MAEDAY: MAE for few and zero shot AnomalY-Detection

TL;DR

MAEDAY tackles anomaly detection under zero- and few-shot regimes by repurposing a pre-trained MAE for image reconstruction. It leverages multiple random masks and reconstruction consistency to localize anomalies without training data (ZSAD) and, with limited normal samples, finetunes via LoRA to improve FSAD performance. The approach can be ensemble with PatchCore to achieve state-of-the-art results on MVTec-AD, and it extends to Zero-Shot Foreign Object Detection with competitive performance on texture-like surfaces.

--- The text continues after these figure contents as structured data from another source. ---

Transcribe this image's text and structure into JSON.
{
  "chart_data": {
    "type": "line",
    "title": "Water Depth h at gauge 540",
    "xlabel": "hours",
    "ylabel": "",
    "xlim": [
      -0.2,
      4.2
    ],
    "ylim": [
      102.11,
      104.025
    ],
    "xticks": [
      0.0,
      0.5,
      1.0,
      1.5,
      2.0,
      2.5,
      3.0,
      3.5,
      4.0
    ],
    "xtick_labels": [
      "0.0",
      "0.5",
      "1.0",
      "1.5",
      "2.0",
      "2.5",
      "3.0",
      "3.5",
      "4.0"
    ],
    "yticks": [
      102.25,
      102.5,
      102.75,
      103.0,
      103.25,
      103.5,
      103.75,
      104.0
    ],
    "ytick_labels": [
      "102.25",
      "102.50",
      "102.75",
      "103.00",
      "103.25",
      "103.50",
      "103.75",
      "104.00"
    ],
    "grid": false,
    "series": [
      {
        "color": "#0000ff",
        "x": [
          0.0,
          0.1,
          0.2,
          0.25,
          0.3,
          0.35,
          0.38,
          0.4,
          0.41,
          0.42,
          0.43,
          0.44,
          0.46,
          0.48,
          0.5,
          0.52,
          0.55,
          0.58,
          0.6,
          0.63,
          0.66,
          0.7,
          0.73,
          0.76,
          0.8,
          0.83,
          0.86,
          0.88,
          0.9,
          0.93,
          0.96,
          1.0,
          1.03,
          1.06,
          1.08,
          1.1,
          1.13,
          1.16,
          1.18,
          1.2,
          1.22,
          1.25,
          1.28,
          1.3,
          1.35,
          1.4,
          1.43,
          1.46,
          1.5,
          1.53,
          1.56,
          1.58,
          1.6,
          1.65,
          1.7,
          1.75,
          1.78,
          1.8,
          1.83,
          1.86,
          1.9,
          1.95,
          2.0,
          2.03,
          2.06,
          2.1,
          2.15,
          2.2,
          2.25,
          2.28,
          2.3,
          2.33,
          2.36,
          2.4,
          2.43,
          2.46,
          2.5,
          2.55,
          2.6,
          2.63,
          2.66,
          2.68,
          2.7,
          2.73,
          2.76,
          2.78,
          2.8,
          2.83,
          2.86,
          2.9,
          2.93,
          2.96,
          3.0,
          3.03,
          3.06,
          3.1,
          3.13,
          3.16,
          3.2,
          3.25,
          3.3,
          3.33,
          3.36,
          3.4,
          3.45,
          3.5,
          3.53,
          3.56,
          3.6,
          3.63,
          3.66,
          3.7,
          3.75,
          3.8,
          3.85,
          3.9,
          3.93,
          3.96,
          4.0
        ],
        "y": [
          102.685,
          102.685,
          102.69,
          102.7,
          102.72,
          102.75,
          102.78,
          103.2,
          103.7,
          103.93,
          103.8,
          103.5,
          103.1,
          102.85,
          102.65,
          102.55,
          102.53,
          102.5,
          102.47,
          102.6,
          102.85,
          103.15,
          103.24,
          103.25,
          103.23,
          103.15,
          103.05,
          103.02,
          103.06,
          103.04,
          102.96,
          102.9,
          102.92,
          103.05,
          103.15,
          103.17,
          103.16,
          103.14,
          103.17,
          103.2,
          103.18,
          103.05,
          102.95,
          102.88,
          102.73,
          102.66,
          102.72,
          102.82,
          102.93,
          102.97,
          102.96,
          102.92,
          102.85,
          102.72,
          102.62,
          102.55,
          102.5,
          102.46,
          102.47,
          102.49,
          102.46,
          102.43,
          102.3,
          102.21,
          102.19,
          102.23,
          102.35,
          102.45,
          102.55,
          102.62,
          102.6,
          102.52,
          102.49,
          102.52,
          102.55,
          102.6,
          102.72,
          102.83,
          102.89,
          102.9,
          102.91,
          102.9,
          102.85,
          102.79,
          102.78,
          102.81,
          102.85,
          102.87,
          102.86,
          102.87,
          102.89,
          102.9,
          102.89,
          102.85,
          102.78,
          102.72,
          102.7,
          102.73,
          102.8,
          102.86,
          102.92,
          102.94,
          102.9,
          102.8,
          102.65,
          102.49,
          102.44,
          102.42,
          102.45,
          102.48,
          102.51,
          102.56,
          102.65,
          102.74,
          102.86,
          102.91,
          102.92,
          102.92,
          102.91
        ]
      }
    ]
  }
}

This work broadens practical AD capabilities for industrial inspection and texture analysis by combining pre-trained reconstruction with selective fine-tuning and ensemble strategies.

Abstract

We propose using Masked Auto-Encoder (MAE), a transformer model self-supervisedly trained on image inpainting, for anomaly detection (AD). Assuming anomalous regions are harder to reconstruct compared with normal regions. MAEDAY is the first image-reconstruction-based anomaly detection method that utilizes a pre-trained model, enabling its use for Few-Shot Anomaly Detection (FSAD). We also show the same method works surprisingly well for the novel tasks of Zero-Shot AD (ZSAD) and Zero-Shot Foreign Object Detection (ZSFOD), where no normal samples are available. Code is available at https://github.com/EliSchwartz/MAEDAY .

Figures (6)

• Figure 1: MAEDAY: We repurposed MAE for Zero and Few-Shot Anomaly-Detection. In the zero-shot setup, with no special training and no good images as a reference, ImageNet pre-trained MAE is used to reconstruct a mostly masked-out query image. Anomalous regions are detected in areas where the reconstruction fails, as these regions cannot be accurately inferred from neighboring regions. The anomaly scores are averaged across multiple reconstructions with different random masks. In the few-shot case, the pre-trained model is further finetuned on the reconstruction of the available normal images. Figure adapted from he2022masked.
• Figure 2: ROC-AUC for 0-4 shot on the MVTec dataset.
• Figure 3: Number of repetitions per image. Scores for each image are averaged over multiple reconstructions with different random masks. We observe performance saturation at $\sim32$ repetitions.
• Figure 4: 1-shot examples from the MVTec dataset. Usually the anomaly is detected but the predicted anomaly area tends to be smaller than the ground-truth, hence the pixel-level ROC-AUC is smaller than the image-level.
• Figure 5: Examples of reconstruction for both normal and anomalous images from the MVTech dataset. The model is usually able to recover (a blurry version of) the normal images. In many cases this is enough for detecting anomalous regions.